Concerning my creative process:
Using fractals to create art is both highly frustrating and rewarding at the same time, for several reasons.
Most people agree that the patterns created by fractals are beautiful; they also believe that generating such patterns using a computer program is not really _art_ and I agree 100% with this. There are those out there that learn the bare minimum, sometimes just enough to know where the "randomise" button is, generate pretty patterns, and call it art. Type 'fractal art' into Google to see a flurry of such images. This is where my frustration lies: People will often see my work and think "Oh, but it is done with computer programs." ...
Yet my creative process is so much more, in which the randomise button is only one of dozens of tools I use.
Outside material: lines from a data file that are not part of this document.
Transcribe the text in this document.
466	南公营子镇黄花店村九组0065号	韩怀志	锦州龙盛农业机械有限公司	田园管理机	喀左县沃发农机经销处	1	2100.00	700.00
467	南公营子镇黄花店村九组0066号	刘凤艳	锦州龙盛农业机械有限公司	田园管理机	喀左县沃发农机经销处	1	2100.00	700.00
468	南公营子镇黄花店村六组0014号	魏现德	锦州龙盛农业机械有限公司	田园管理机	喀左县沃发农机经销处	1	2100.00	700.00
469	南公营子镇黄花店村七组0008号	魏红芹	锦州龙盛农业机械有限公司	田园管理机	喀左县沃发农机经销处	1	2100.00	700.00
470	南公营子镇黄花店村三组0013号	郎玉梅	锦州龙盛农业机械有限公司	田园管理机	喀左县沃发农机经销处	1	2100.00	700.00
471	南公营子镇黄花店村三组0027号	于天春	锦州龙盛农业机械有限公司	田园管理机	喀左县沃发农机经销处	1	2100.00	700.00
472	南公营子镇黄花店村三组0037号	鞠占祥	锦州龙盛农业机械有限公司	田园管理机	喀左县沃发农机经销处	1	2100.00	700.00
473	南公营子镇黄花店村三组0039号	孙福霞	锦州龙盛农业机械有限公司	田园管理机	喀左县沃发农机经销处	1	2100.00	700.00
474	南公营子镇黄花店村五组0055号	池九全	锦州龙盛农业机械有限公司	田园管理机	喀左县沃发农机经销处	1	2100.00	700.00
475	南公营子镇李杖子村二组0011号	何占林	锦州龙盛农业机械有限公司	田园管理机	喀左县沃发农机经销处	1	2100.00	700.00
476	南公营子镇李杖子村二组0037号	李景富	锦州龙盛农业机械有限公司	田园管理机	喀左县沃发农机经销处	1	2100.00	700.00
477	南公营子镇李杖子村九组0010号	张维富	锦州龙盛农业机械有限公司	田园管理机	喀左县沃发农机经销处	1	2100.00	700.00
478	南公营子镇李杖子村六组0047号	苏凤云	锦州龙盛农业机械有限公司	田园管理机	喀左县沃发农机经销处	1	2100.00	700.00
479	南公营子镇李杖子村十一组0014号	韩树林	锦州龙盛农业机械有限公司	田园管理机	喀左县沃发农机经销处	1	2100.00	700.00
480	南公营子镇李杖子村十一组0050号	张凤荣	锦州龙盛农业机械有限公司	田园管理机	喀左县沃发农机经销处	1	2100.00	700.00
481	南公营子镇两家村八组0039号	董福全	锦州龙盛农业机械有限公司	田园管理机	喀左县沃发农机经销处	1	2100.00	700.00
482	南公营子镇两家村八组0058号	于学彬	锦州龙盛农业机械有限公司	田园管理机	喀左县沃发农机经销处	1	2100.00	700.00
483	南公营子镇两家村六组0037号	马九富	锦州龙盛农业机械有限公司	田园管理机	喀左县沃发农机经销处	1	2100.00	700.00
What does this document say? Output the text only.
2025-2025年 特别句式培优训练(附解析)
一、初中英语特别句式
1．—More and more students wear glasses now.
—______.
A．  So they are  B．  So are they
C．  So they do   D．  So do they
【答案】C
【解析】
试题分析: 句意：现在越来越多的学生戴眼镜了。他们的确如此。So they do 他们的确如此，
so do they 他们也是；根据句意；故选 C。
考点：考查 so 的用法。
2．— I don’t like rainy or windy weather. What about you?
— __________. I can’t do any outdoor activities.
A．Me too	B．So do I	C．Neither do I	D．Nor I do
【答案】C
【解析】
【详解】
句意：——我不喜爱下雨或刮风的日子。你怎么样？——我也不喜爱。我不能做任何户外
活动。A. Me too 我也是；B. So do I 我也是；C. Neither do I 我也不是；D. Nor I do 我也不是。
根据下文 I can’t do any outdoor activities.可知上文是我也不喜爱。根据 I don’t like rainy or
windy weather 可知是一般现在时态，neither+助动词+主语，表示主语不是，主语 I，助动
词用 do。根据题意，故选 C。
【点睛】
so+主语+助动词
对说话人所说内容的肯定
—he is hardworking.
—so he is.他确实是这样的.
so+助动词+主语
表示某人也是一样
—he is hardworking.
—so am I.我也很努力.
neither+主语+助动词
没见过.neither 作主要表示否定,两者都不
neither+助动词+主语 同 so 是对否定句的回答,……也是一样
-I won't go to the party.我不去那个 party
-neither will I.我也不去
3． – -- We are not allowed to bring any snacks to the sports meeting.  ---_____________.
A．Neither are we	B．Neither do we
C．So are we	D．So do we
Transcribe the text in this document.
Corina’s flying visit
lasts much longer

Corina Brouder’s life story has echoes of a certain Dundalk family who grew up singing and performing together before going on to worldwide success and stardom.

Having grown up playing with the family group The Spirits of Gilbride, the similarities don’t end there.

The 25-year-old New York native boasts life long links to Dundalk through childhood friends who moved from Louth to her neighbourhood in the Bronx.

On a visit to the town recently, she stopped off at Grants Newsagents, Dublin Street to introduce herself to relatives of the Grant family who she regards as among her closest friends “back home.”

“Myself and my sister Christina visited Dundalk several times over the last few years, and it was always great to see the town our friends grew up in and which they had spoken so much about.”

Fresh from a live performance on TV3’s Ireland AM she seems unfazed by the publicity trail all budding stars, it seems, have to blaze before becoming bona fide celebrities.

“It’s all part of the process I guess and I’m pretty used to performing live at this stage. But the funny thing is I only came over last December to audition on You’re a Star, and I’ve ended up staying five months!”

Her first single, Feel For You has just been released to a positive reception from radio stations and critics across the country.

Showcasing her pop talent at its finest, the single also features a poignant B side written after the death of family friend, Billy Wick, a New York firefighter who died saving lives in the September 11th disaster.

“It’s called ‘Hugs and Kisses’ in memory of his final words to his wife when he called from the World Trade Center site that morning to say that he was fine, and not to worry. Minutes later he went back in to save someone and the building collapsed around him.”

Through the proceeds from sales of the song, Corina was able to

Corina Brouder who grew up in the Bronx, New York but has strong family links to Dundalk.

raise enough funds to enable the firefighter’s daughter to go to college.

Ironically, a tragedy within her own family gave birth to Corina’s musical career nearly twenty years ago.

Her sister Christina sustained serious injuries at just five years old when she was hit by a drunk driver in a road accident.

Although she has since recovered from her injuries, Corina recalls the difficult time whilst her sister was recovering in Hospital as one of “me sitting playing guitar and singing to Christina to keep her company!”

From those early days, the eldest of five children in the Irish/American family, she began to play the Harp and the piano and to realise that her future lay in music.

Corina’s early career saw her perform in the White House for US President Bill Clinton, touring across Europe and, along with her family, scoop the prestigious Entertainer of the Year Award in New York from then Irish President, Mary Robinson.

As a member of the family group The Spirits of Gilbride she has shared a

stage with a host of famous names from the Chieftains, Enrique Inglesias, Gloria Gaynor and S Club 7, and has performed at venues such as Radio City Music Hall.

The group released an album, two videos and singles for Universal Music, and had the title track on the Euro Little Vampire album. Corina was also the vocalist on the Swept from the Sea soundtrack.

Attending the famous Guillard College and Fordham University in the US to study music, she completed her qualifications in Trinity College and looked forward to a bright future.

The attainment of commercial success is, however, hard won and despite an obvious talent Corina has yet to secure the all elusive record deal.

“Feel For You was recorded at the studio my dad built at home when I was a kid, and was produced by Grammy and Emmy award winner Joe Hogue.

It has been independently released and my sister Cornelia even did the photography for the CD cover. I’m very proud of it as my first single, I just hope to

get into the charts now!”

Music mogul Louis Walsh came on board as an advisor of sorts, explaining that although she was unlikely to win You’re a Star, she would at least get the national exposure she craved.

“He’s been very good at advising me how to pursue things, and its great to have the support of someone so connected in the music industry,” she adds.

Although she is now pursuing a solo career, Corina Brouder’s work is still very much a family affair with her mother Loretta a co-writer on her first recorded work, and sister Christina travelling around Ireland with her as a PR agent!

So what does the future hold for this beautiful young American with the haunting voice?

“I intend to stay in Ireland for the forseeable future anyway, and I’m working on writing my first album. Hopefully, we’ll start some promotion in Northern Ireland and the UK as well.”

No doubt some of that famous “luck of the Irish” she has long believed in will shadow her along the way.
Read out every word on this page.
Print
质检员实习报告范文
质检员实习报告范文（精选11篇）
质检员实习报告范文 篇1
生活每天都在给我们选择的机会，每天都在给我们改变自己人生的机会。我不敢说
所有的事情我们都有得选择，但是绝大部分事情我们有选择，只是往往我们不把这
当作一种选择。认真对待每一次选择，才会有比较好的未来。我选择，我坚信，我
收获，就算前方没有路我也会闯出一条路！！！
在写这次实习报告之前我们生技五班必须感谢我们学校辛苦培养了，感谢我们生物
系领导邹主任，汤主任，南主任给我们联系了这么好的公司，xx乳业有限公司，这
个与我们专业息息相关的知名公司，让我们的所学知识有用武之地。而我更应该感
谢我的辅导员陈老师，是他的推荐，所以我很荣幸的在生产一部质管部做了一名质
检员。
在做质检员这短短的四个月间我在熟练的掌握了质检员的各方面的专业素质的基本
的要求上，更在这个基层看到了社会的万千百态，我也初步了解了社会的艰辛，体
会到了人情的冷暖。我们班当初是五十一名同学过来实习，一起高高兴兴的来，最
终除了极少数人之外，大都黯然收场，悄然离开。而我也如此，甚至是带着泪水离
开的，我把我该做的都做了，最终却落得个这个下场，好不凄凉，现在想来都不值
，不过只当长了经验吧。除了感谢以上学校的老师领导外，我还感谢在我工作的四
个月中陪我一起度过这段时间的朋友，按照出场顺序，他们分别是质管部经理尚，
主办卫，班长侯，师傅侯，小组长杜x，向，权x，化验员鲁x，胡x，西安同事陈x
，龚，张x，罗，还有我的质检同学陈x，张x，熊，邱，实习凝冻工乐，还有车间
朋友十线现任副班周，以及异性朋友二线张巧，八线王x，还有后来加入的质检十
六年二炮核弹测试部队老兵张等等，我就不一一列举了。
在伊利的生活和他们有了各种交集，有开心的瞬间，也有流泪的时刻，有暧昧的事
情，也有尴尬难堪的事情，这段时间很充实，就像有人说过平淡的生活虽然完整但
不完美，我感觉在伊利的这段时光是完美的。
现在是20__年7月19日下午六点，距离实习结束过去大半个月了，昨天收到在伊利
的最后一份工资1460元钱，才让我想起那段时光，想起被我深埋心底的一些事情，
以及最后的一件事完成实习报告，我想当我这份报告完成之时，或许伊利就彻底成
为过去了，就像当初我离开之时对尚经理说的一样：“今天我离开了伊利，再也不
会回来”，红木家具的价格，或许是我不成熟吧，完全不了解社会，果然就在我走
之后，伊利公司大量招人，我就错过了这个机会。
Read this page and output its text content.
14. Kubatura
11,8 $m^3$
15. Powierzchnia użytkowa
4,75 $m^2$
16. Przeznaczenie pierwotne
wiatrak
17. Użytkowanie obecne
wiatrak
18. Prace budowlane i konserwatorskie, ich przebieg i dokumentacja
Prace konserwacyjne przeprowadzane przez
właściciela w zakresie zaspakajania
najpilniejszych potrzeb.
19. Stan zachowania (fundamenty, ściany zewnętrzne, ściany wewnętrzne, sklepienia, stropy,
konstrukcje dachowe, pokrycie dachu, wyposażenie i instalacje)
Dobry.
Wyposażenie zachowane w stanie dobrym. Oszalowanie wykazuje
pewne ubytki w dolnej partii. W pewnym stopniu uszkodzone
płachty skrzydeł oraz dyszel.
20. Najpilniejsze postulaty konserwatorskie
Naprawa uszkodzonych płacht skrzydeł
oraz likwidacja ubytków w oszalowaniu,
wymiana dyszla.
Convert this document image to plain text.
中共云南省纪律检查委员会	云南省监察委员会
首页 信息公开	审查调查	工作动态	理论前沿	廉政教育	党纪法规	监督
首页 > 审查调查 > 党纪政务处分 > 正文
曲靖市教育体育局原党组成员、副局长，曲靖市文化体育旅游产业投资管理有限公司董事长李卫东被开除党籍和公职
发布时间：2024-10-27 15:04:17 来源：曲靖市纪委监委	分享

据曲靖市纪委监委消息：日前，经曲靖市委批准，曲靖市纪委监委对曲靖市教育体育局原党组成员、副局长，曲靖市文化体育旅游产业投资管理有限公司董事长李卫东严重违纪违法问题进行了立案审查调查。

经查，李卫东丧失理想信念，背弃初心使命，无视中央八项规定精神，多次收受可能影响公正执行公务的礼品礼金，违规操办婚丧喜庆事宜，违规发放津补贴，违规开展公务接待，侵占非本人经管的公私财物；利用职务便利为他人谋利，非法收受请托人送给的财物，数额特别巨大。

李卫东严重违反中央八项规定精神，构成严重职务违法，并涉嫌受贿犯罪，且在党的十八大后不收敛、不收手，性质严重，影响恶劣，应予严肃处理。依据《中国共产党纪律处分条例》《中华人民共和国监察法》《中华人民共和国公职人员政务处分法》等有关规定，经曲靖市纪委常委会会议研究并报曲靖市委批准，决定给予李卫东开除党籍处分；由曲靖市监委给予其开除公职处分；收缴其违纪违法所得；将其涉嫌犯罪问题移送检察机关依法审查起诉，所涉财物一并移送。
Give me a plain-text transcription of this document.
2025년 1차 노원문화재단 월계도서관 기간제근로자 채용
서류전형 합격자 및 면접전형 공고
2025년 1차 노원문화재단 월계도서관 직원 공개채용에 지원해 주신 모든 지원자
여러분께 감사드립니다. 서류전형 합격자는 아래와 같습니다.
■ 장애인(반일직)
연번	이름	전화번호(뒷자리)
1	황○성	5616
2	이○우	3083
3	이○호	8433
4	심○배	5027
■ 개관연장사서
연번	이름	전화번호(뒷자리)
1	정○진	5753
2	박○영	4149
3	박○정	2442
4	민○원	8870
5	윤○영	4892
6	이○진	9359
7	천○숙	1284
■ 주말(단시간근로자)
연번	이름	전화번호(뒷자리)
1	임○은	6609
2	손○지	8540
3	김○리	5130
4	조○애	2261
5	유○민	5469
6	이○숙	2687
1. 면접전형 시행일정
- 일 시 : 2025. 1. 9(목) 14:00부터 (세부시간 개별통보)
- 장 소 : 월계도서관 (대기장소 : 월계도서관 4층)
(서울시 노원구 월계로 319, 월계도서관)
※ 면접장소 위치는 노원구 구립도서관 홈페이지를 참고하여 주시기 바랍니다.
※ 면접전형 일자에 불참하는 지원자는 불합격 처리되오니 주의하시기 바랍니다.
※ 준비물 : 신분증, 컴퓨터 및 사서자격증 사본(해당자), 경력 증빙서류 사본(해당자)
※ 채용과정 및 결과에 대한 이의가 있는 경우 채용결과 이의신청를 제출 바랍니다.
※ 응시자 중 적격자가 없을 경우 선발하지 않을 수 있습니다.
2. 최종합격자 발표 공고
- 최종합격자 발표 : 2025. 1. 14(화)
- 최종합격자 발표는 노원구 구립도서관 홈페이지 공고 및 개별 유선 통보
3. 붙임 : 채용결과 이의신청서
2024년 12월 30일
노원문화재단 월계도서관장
I never have, and never will, simply generate pretty fractal patterns and call them art. It has taken many dedicated months of using and learning the programs I do to create my art. The exact way things go depends highly on what my intention is. My favourite process is simply wading into fractal chaos to discover beauty in the disorder. Randomising might be the start of the journey (or else I start with specific formulae in mind - after some time, one learns what formulae do what...), after which playing with several formulae, each with several parameters, help with further exploration (not to mention camera angle, lighting and colouring).
Other times, I have something in mind, and attempt to reach that vision through the knowledge I've gained on how the programs work, trying to bend the forms to match my vision. This is where the rewarding part comes in... Sometimes I'll be lost for days or weeks in the chaos, trying to shape it to my will, before I am happy. Similar, I'm sure, to traditional artists who dedicate themselves to their canvas and are often never 100% satisfied.
As I said, frustrating and rewarding. I can only trust that this will shine through in my work more and more as time goes by.